In 2011, the petitioners conveyed undeveloped B.C. lands to a limited partnership with an affiliated general partner. Due to failed communications, the partnership had not been registered for HST purposes, so that the exemption under ETA s. 221(2) from the obligation of the petitioners to charge HST was not available. The partnership then issued LP units to 163 outside investors and commenced developing the lands. In 2013, CRA assessed the petitioners for their failure to charge HST. The petitioners then entered into a fresh agreement to convey the lands to the partnership (which now was registered) subject to a condition that the previous conveyance be judicially rescinded.
After noting that Solle v. Butcher, [1950] 1 K.B. 671 (C.A.), which established the doctrine of equitable mistake, had been reversed in Great Peace Shipping Ltd. v. Tsavliris Salvage (International) Ltd., [2002] EWCA Civ 1407, [2002] 4 All E.R. 689 (C.A.), Loo J stated (at para. 73) that here "the CRA does not argue that the equitable doctrine of mistake is not available."

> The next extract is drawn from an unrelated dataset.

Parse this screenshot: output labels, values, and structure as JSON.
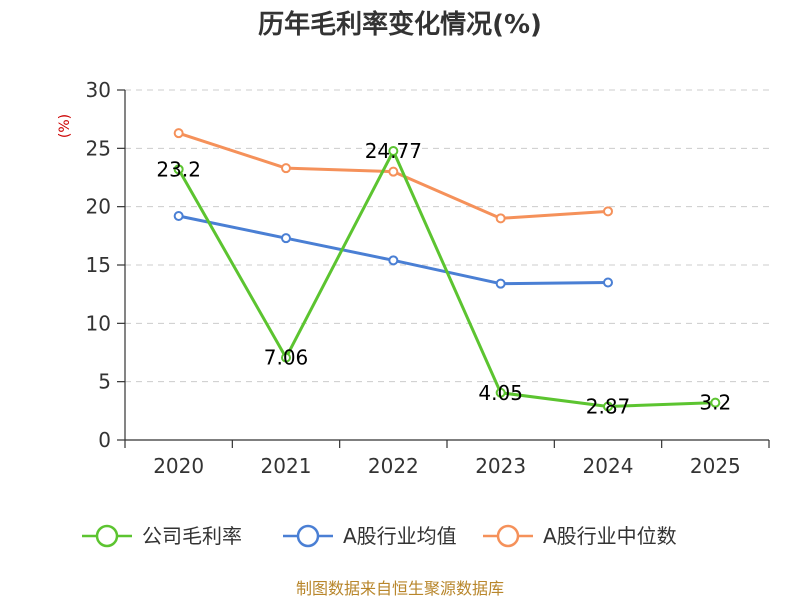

She rescinded the transfer. First, there was no adequate legal remedy. Because of BC's abolition of HST before the discovery of the problem in 2013, the partnership could only recover, under ETA s. 171(1), the federal (5%) portion of the HST payable by it to the petitioners (assuming no rescission), as the "basic tax content" of the lands excluded the provincial HST.
Second, the mistake went to the legal effect of the transactions rather than merely their consequences: "Here, the intention of the petitioners from the very outset and throughout was that the Partnership would be registered under the ETA and there would be no net HST/GST payable" (para. 99).
Third, the petitioners had "clean hands," notwithstanding that their failure to timely file HST returns meant their non-registration was not identified before the adverse B.C. change of law. As per Hongkong Bank of Canada v. Wheeler Holdings Ltd., [1993] 1 S.C.R. 167, at 188, the clean hands doctrine only applies when "the dirt in question on the hand, has an immediate and necessary relationship to the equity sued for."